So, let me get this straight – the very banks who engaged in wholesale, deliberate fraud to force people into default on houses the banks did not even rightly own, are now going to do a “review” of these same practices? Can’t wait for that! What a sickening farce.
While the “fixers” continue the cover up for massive fraud committed in the names of the American people by these criminal financial institutions……the hey day on Wall Street and at the Banks continues for the benefit of the 1%….!
This is more baloney than I am able to be force-fed. “Lipstick on a pig” or “perfume on a corpse” is all it is.
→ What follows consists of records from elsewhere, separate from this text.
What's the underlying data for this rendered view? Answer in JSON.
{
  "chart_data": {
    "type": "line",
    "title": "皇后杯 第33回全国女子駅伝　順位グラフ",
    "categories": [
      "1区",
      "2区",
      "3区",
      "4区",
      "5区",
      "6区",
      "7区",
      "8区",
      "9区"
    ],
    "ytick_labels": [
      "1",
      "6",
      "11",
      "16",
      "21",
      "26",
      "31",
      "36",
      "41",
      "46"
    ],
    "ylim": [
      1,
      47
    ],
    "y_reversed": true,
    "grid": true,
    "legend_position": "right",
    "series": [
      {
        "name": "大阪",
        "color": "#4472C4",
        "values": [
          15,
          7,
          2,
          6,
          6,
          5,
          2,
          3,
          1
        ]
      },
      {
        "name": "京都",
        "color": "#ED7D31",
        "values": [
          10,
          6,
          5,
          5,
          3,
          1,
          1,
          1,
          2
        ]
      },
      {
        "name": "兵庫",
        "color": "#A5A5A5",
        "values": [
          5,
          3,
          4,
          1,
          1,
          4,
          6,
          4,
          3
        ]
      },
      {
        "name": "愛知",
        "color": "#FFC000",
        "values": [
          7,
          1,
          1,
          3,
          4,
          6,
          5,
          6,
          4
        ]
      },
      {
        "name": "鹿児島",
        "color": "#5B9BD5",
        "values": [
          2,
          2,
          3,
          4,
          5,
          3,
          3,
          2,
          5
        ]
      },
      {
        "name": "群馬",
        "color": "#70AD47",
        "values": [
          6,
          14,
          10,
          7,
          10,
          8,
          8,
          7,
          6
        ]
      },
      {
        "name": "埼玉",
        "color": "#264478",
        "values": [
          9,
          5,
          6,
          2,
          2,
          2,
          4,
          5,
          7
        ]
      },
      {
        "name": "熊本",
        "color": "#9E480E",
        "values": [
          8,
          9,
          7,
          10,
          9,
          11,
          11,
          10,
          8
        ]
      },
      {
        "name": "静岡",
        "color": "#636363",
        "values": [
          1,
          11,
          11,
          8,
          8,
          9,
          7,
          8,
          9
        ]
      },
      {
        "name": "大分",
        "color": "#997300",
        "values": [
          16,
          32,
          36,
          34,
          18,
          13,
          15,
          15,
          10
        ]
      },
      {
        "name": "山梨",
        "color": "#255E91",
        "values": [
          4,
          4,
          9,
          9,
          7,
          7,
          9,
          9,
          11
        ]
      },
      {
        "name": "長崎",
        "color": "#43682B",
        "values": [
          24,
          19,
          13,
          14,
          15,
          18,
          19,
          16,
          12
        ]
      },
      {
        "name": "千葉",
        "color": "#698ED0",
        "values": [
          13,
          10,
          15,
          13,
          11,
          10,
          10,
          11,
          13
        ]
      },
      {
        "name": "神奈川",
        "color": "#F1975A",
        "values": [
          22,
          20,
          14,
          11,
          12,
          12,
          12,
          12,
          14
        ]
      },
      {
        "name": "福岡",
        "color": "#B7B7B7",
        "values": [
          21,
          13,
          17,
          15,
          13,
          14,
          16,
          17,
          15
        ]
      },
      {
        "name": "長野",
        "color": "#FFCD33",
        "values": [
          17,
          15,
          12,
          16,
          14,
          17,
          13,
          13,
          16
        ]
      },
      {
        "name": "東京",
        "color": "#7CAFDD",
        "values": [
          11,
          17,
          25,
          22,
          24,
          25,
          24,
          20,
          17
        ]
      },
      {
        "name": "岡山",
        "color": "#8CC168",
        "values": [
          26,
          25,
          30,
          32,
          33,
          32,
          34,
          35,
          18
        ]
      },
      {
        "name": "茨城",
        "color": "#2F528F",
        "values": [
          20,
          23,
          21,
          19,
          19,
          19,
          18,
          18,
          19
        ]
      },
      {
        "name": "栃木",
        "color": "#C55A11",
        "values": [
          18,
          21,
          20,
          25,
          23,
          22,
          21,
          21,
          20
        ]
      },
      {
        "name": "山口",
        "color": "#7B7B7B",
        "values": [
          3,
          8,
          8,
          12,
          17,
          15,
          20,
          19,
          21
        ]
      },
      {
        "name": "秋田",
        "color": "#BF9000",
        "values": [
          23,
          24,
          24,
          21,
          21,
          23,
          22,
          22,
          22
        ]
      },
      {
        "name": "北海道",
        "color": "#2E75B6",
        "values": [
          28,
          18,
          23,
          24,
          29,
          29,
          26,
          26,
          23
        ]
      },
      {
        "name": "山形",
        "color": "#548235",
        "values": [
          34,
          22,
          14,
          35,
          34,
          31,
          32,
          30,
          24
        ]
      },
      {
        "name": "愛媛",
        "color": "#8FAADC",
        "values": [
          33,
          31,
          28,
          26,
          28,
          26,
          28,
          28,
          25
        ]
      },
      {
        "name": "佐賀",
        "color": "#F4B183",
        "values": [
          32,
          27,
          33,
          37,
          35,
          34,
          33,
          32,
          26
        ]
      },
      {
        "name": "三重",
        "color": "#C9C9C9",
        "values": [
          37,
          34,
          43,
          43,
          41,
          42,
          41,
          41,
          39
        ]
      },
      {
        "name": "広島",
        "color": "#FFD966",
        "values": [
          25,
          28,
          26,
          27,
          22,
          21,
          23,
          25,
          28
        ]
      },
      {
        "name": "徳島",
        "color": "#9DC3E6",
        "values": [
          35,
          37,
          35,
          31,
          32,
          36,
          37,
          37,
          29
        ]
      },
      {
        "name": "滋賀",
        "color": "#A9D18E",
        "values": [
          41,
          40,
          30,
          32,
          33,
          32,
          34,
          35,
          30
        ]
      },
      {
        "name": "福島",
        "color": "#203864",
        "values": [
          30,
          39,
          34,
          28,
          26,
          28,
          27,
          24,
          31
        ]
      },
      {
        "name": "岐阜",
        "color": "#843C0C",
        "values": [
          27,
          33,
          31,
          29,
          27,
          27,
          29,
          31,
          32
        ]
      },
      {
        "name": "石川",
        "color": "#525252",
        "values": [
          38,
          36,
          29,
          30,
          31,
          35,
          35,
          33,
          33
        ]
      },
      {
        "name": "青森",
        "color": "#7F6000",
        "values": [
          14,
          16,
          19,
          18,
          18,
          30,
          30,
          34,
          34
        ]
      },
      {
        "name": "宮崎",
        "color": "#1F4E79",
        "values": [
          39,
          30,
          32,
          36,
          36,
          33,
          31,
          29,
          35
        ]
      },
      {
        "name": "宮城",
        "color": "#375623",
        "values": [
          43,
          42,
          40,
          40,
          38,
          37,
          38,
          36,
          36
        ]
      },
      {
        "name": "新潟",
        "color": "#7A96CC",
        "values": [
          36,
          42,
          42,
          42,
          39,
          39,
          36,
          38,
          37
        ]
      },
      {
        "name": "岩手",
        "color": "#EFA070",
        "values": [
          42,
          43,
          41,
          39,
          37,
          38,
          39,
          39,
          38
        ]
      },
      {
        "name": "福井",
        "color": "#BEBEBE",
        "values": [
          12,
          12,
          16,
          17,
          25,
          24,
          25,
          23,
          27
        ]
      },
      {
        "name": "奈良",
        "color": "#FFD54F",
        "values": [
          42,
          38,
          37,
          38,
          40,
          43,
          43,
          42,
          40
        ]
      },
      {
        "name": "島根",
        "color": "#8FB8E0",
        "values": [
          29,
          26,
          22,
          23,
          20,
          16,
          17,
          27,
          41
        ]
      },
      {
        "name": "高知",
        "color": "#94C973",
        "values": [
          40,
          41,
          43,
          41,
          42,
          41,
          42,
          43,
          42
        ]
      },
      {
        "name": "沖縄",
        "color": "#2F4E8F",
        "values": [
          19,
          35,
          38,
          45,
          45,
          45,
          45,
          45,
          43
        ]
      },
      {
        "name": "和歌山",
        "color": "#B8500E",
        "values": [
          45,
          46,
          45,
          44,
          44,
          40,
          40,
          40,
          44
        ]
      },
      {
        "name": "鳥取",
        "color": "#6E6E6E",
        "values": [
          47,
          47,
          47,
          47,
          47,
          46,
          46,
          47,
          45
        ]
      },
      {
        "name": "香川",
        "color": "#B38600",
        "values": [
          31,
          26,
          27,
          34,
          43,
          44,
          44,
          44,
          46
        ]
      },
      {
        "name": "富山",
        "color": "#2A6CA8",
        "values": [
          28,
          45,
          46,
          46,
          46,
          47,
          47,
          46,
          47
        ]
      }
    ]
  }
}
This fool not once admits that it was not his department that caught robosigning or fraudulent court documents or the big banks’ fraudulent claims of ownership – as they should have. And once it all was discovered, his office has done nothing but try to cover it up for the banks. He is not our friend and needs to be gone. He and his office are conspiring against us on behalf of the big banks.
Keep the pressure on! We are winning because we keep the pressure on! The courts will soon get the picture and the truth will begin to come out. People will begin to get their fraudulently foreclosed homes back. Write, email, phone these quislings about their fraudulent cover-ups. Make noise while it is still legal.
Where are the whistleblowers at MERS?
Unfortunately Obama is covering for the banks too. There is no-one to vote for who is on our side.
Commit yourself to non-violent change and DON’T GIVE UP!